Returning to the practice of art, how do we begin? Whether it’s casting a worthy NFT or embarking on a DAO organisation. On the one hand, we need to lift the clouds of “price” and see the possibilities beyond “money”. On the other hand, perhaps we need to start by studying the various types of “scams”, I combed through the development process of the “cryptocurrency” project, and couldn’t help but marvel at the amazing creativity that has exploded in the industry, and its clear sense of the problem naturally because of the existence of “money”. Money” exists. Money has been present in the evolution of religions and state power on every continent since ancient times, and its birth has been hypothesised by researchers to be the result of rituals, which seems to reveal its mysterious and uncontrollable energy.
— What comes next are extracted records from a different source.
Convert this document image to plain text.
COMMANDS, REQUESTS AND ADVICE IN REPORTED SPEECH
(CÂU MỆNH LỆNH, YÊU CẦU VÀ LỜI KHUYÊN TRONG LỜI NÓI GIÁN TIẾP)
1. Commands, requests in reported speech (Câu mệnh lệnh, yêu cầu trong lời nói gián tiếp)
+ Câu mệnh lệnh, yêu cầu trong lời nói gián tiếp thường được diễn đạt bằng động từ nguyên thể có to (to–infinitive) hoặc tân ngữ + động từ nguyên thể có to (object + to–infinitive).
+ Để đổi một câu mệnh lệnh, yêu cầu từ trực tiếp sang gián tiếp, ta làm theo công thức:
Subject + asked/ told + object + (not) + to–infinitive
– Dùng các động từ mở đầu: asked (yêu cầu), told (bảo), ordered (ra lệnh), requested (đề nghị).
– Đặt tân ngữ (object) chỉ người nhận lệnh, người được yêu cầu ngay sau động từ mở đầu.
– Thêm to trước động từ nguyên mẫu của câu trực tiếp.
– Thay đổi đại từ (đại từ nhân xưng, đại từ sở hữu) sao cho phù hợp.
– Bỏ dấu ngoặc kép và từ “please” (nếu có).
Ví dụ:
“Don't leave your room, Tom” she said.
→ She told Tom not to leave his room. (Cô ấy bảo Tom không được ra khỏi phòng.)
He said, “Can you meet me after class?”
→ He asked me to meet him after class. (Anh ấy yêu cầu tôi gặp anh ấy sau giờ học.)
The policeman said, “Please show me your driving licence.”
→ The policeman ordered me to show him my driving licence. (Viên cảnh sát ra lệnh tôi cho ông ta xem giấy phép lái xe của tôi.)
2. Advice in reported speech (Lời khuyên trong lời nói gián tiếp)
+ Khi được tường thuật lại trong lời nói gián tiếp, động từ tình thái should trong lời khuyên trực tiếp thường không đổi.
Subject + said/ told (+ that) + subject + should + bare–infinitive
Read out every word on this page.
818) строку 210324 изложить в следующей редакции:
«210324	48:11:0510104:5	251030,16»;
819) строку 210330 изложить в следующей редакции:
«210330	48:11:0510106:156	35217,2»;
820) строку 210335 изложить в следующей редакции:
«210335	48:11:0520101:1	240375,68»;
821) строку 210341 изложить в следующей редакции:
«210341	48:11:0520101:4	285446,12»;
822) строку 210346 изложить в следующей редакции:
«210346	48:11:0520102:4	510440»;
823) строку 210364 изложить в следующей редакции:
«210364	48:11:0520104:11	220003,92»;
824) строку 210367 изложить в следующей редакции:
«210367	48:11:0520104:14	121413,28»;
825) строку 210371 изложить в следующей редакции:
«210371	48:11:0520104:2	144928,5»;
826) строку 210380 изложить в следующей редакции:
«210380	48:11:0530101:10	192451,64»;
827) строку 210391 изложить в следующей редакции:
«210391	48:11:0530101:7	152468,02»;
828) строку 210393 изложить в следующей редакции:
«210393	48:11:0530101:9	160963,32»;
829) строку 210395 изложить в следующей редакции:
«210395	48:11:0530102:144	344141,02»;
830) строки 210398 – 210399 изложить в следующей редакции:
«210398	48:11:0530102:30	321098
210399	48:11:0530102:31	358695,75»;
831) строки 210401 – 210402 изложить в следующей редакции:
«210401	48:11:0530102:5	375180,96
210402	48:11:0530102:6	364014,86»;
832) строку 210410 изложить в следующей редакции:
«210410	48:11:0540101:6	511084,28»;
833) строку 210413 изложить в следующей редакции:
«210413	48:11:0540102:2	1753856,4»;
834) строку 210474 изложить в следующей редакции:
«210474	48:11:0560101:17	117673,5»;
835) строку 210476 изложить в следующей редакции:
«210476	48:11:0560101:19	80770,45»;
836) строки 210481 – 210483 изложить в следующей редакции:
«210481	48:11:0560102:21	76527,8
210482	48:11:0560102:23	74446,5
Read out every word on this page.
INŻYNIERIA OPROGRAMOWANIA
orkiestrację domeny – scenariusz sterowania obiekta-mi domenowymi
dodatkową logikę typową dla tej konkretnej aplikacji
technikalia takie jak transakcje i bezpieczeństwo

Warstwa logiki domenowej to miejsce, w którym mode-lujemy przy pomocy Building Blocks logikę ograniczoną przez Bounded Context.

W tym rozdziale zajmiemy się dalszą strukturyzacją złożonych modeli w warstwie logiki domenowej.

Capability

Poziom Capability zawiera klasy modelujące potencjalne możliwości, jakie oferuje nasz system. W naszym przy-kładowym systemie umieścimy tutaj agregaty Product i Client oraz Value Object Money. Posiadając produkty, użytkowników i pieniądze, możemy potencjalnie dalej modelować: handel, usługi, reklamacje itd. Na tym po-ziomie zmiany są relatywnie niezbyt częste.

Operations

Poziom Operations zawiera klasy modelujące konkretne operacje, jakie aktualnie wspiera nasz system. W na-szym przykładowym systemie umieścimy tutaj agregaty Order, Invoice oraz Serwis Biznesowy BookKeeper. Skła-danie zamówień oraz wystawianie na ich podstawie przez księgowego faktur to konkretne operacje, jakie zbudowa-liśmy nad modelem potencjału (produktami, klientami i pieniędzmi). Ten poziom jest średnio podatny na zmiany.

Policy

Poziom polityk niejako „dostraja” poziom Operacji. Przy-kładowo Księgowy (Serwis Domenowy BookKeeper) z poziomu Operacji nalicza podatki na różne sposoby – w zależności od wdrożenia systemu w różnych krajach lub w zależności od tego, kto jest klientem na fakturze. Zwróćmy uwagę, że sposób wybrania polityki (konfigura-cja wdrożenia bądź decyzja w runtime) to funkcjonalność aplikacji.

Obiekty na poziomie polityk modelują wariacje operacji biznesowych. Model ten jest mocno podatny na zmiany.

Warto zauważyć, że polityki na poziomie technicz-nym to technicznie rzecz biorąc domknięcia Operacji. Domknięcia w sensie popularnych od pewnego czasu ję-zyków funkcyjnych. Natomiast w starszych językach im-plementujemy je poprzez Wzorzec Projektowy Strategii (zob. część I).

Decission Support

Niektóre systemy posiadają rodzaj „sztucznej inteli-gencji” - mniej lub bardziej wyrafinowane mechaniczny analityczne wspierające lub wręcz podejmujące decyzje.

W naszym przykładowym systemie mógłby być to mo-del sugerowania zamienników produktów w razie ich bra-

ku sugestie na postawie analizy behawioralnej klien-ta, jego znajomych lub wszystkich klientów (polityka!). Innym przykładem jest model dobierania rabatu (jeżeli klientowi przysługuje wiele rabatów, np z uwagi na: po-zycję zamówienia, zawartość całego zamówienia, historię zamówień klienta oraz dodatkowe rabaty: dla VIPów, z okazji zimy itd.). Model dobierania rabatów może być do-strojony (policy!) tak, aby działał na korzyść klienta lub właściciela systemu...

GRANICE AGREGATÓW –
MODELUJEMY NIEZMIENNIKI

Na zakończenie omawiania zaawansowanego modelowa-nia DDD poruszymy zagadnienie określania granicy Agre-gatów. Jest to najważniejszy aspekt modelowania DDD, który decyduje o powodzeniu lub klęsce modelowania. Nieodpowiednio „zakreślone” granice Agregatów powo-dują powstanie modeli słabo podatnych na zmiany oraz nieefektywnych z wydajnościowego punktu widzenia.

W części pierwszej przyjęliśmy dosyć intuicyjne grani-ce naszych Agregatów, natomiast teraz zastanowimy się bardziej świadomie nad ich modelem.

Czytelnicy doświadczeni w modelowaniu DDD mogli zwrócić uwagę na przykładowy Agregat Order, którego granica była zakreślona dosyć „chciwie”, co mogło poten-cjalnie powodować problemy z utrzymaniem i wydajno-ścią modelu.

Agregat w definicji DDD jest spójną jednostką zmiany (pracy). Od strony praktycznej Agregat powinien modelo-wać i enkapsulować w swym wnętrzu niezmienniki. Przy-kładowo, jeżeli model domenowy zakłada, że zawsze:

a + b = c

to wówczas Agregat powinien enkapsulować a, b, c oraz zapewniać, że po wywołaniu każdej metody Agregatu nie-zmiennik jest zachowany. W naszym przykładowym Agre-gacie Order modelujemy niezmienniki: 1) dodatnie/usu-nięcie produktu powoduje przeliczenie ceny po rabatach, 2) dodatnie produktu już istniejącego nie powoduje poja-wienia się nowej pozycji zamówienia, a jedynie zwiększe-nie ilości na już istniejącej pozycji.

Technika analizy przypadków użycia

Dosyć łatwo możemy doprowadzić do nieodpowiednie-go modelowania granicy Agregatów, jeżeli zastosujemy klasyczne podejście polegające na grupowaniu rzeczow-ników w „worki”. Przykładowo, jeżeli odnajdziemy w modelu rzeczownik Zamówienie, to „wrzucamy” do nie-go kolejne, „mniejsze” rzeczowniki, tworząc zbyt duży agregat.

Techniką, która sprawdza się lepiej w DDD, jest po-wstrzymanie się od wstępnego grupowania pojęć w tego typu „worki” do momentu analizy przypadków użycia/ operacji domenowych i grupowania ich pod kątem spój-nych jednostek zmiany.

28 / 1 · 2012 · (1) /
At the same time, money brings cohesion, and every change in the division of labour in history has been accompanied by a reconfiguration of the relationship of trust, which guarantees the expansion of productive forces, thus giving rise to today’s social credit systems.
This time, technology has not stayed in the scientist’s lab or the artist’s studio, but has entered directly into the human concept of trust and the mechanism of social organisation, because it is related to “money”. It has begun to try to learn, control and create, and there is an urgent need for humanity to invent ways to reimagine the value of this, independently of money.
Notes
(1) Satoshi Nakamoto published a paper in 2008 called “Bitcoin: A Peer-to-Peer Electronic Cash System,” describing an electronic currency he called “bitcoin” and its algorithm. Bitcoin: A Peer-to-Peer Electronic Cash System His real identity is still a mystery, and there is speculation that he is a pseudonym for a team, or that he has passed away.
(2) David Graeber (12 February 1961 – 2 September 2020) was an anthropologist and anarchist activist.
(3) OpenSea is an online marketplace for trading NFTs (non-homogenised tokens). (https://opensea.io/)
(4) BAYC stands for Bored Ape Yacht Club, which translates to “Bored Ape Yacht Club”. Events can be found at “https://decrypt.co/92223/bayc-bored-ape-founders-buzzfeed”.
(5) https://www.tandfonline.com/doi/abs/10.1080/14498596.2016.1138246?journalCode=tjss20
(6) The event can be found at “https://news.artnet.com/market/pak-julian-assange-nft-censored-2069268”.
(7) Artists Re:Thinking the Blockchain, published by Liverpool University Press, 2017. Preface:
“https://www.jstor.org/stable/10.34053/artivate.8.2.0079#metadata_info_tab_contents”
(8) https://escuderoandaluz.files.wordpress.com/2016/03/critical-miningbittercoin_martinnadal_cesarescudero.pdf
(9 )https://www.petzel.com/exhibitions/simon-denny3?view=slider#12
(10 ) https://www.dotcomseance.com/
(11) https://plantoid.org/
(12) https://www.jinse.com/news/blockchain/11897.html
(13) https://www.jinse.com/news/blockchain/11897.html
(14) https://terra0.org/
(15) Benjamin H. Bratton, The Stack: on Software and Sovereignty, published by MIT Press in 2016.
(16) https://networkcultures.org/moneylab/moneylab3-report-and-videos/
(17) The earliest legislation on limited liability companies was the German Limited Liability Companies Act of 1892.